Ride with the Devil Review

Ride with the Devil
"Coming-of-age" film, as Tobey Maguire defies his father he joins up with the guerrilla gangs of the South (known as the Bushwhackers) with his best pal, Skeet Ulrich.

by Ian Nathan |
Published on
Release Date:

05 Nov 1999

Running Time:

138 minutes

Certificate:

15

Original Title:

Ride with the Devil

What's this? A Western? Surely Ang Lee, delicate maestro of the parlour-room conflict, is finally out of his depth.

Yet with Ride With The Devil (based on Daniel Woodrell's novel Woe To Live On), dripping with horse sweat and ragged, furious gunplay, Lee proves as adept at divining the mythology of America's birth pangs as he is at creating the worlds of Taiwanese social mores, Jane Austen's corset repression and 70s staypress familial agonies.

And while not as intense or talky as his back catalogue, Ride is every bit as groundbreaking and intelligent - just with less wife-swapping and more horses.

Shot with the kind of cinematography that loosens Oscar cabinets, and populated with a cast of less familiar hip young things, this is a masterwork, melding internal conflict with external drama and vivid, sprawling action pieces that the likes of Eastwood, Ford or even Peckinpah would tip their hats toward.

Put oversimply, it follows the rites-of-passage of young Jake Roedel (the auspicious Maguire), who ignores his Unionist father and elects to follow his best friend Jack Bull Chiles (Ulrich) and his own beliefs into the Confederacy - and a brutal war that will finally render any ideology pointless.

Set (and accurately made) on the Missouri/Kansas border, a stunningly lush Brit-like landscape of farms and dense woodland, it is a long way from the military manoeuvres of the Greys and the Blues.

Tapping into a Vietnam-esque war of attrition, the friends join a callous band of killers (including a beardy James Caviezel and a psychotic Jonathan Rhys-Meyers) and endure a conflict of guerrilla tactics and deception between the Southernist Bushwhackers and Yankee Jayhawkers, which allows Lee to try his hand at brutal shoot-outs and, in one huge opera of violence, re-enact a real-life mass slaughter, as a rag-tag Confederate army reduce the town of Lawrence, Kansas, to rubble.

This is also, of course, an Ang Lee movie - a grandiose Western concerned with human relationships.

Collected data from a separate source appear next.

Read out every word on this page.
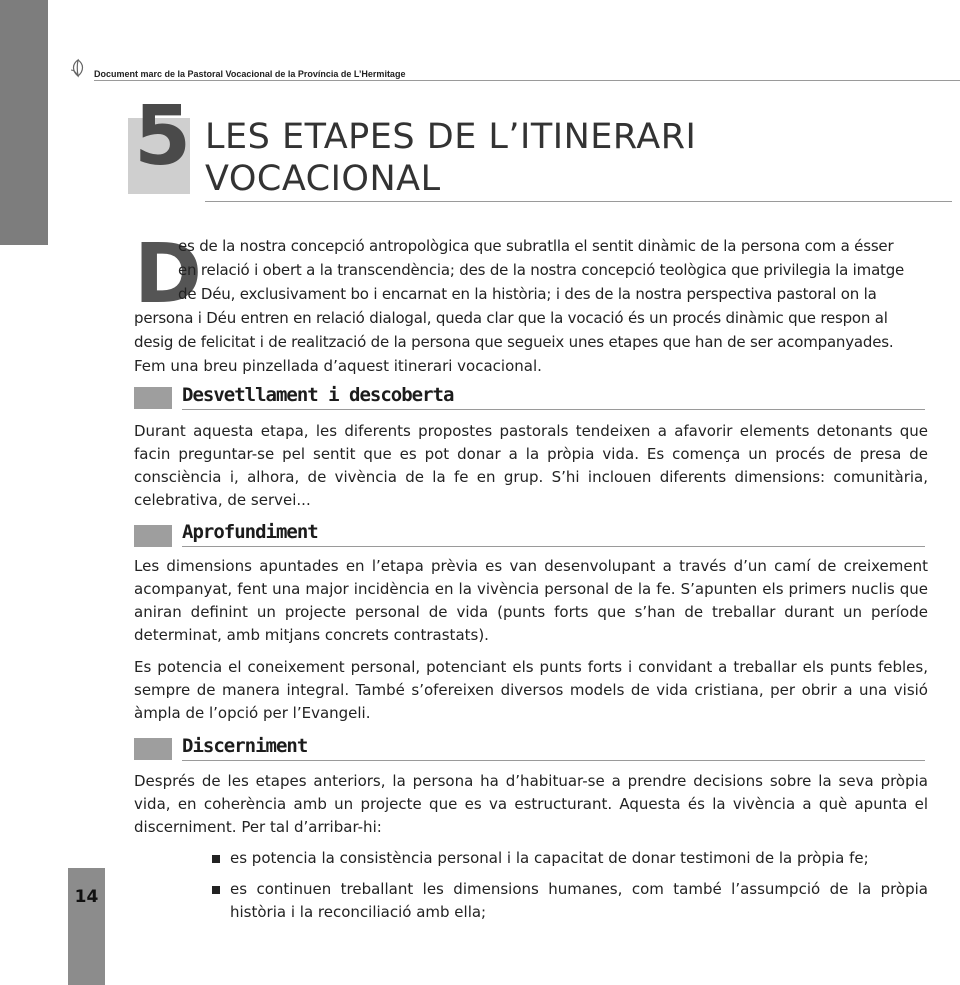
14
Document marc de la Pastoral Vocacional de la Província de L’Hermitage
5 LES ETAPES DE L’ITINERARI
VOCACIONAL
D
es de la nostra concepció antropològica que subratlla el sentit dinàmic de la persona com a ésser
en relació i obert a la transcendència; des de la nostra concepció teològica que privilegia la imatge
de Déu, exclusivament bo i encarnat en la història; i des de la nostra perspectiva pastoral on la
persona i Déu entren en relació dialogal, queda clar que la vocació és un procés dinàmic que respon al
desig de felicitat i de realització de la persona que segueix unes etapes que han de ser acompanyades.
Fem una breu pinzellada d’aquest itinerari vocacional.
Desvetllament i descoberta
Durant aquesta etapa, les diferents propostes pastorals tendeixen a afavorir elements detonants que facin preguntar-se pel sentit que es pot donar a la pròpia vida. Es comença un procés de presa de consciència i, alhora, de vivència de la fe en grup. S’hi inclouen diferents dimensions: comunitària, celebrativa, de servei...
Aprofundiment
Les dimensions apuntades en l’etapa prèvia es van desenvolupant a través d’un camí de creixement acompanyat, fent una major incidència en la vivència personal de la fe. S’apunten els primers nuclis que aniran definint un projecte personal de vida (punts forts que s’han de treballar durant un període determinat, amb mitjans concrets contrastats).
Es potencia el coneixement personal, potenciant els punts forts i convidant a treballar els punts febles, sempre de manera integral. També s’ofereixen diversos models de vida cristiana, per obrir a una visió àmpla de l’opció per l’Evangeli.
Discerniment
Després de les etapes anteriors, la persona ha d’habituar-se a prendre decisions sobre la seva pròpia vida, en coherència amb un projecte que es va estructurant. Aquesta és la vivència a què apunta el discerniment. Per tal d’arribar-hi:
es potencia la consistència personal i la capacitat de donar testimoni de la pròpia fe;
es continuen treballant les dimensions humanes, com també l’assumpció de la pròpia història i la reconciliació amb ella;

Jewel makes a polished and attractive debut as the love interest of both friends; far from a cliched love triangle, her maddening attempts to woo a resolutely bachelor Jake are among the filmÆs most touching moments.

Jeffrey Wright (who shone in 1996's Basquiat) is an even more complex character, a slave conversely fighting for the South and the cause of slavery, whose strange yet devoted friendship to Jake is a pivotal feature.

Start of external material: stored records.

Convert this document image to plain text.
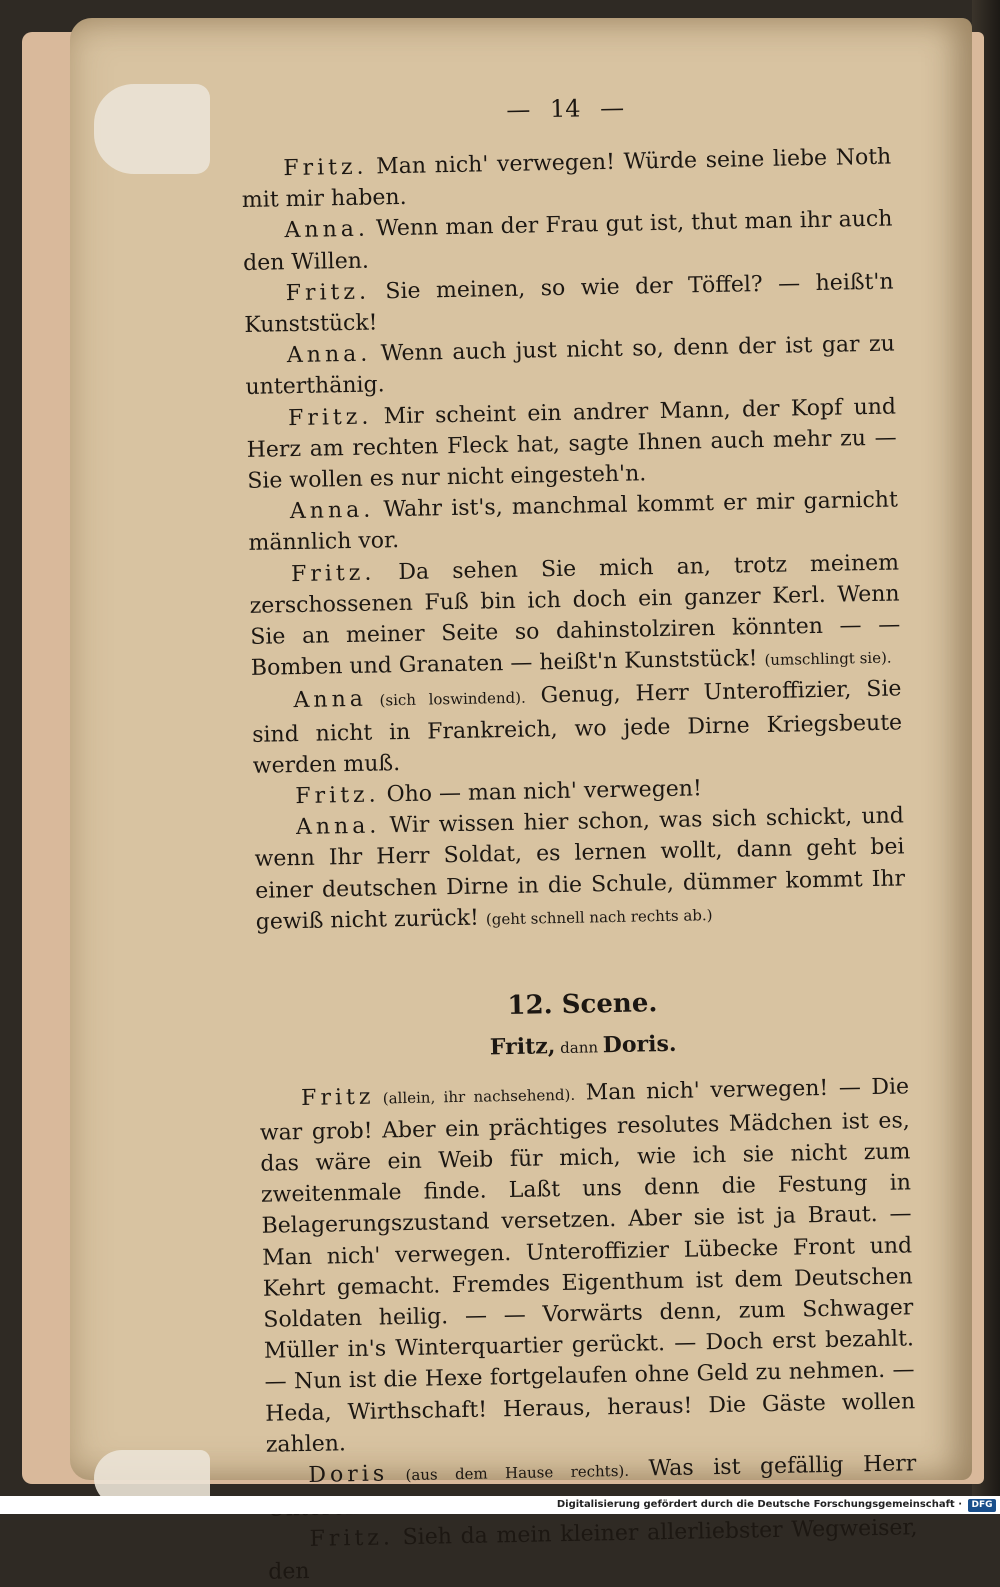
— 14 —

Fritz. Man nich' verwegen! Würde seine liebe Noth mit mir haben.

Anna. Wenn man der Frau gut ist, thut man ihr auch den Willen.

Fritz. Sie meinen, so wie der Töffel? — heißt'n Kunststück!

Anna. Wenn auch just nicht so, denn der ist gar zu unterthänig.

Fritz. Mir scheint ein andrer Mann, der Kopf und Herz am rechten Fleck hat, sagte Ihnen auch mehr zu — Sie wollen es nur nicht eingesteh'n.

Anna. Wahr ist's, manchmal kommt er mir garnicht männlich vor.

Fritz. Da sehen Sie mich an, trotz meinem zerschossenen Fuß bin ich doch ein ganzer Kerl. Wenn Sie an meiner Seite so dahinstolziren könnten — — Bomben und Granaten — heißt'n Kunststück! (umschlingt sie).

Anna (sich loswindend). Genug, Herr Unteroffizier, Sie sind nicht in Frankreich, wo jede Dirne Kriegsbeute werden muß.

Fritz. Oho — man nich' verwegen!

Anna. Wir wissen hier schon, was sich schickt, und wenn Ihr Herr Soldat, es lernen wollt, dann geht bei einer deutschen Dirne in die Schule, dümmer kommt Ihr gewiß nicht zurück! (geht schnell nach rechts ab.)

12. Scene.
Fritz, dann Doris.

Fritz (allein, ihr nachsehend). Man nich' verwegen! — Die war grob! Aber ein prächtiges resolutes Mädchen ist es, das wäre ein Weib für mich, wie ich sie nicht zum zweitenmale finde. Laßt uns denn die Festung in Belagerungszustand versetzen. Aber sie ist ja Braut. — Man nich' verwegen. Unteroffizier Lübecke Front und Kehrt gemacht. Fremdes Eigenthum ist dem Deutschen Soldaten heilig. — — Vorwärts denn, zum Schwager Müller in's Winterquartier gerückt. — Doch erst bezahlt. — Nun ist die Hexe fortgelaufen ohne Geld zu nehmen. — Heda, Wirthschaft! Heraus, heraus! Die Gäste wollen zahlen.

Doris (aus dem Hause rechts). Was ist gefällig Herr

Fritz. Sieh da mein kleiner allerliebster Wegweiser, den

Digitalisierung gefördert durch die Deutsche Forschungsgemeinschaft ·	DFG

James Schamus' politically astute script is at pains to consider the mindset of the Southern fighters, painting a realistic vision of men fighting for family and land, and not simply a bunch of racist Dixie baddies.

And even within this highly-charged drama, Lee succeeds in adding humour to the range and colour of emotions he evokes from his material, slipping in the gentle laughs inherent in the absurdity of their situation. He even manages his trademark lavish mealtime motif.

Ride falls narrowly short of five-star glory, care of its occasional loss of narrative focus, and fails to truly get into the hearts and minds of some of the characters - chiefly Ulrich's frustratingly vague Jack Bull and Rhys-Meyers' overblown nutcase - but these are just irritants, not flaws. Ang Lee's sweeping romantic Civil War adventure clips the bar of masterpiece and remains a magisterial movie experience.

A magisterial movie experience. Not quite a masterpeice, but not far off.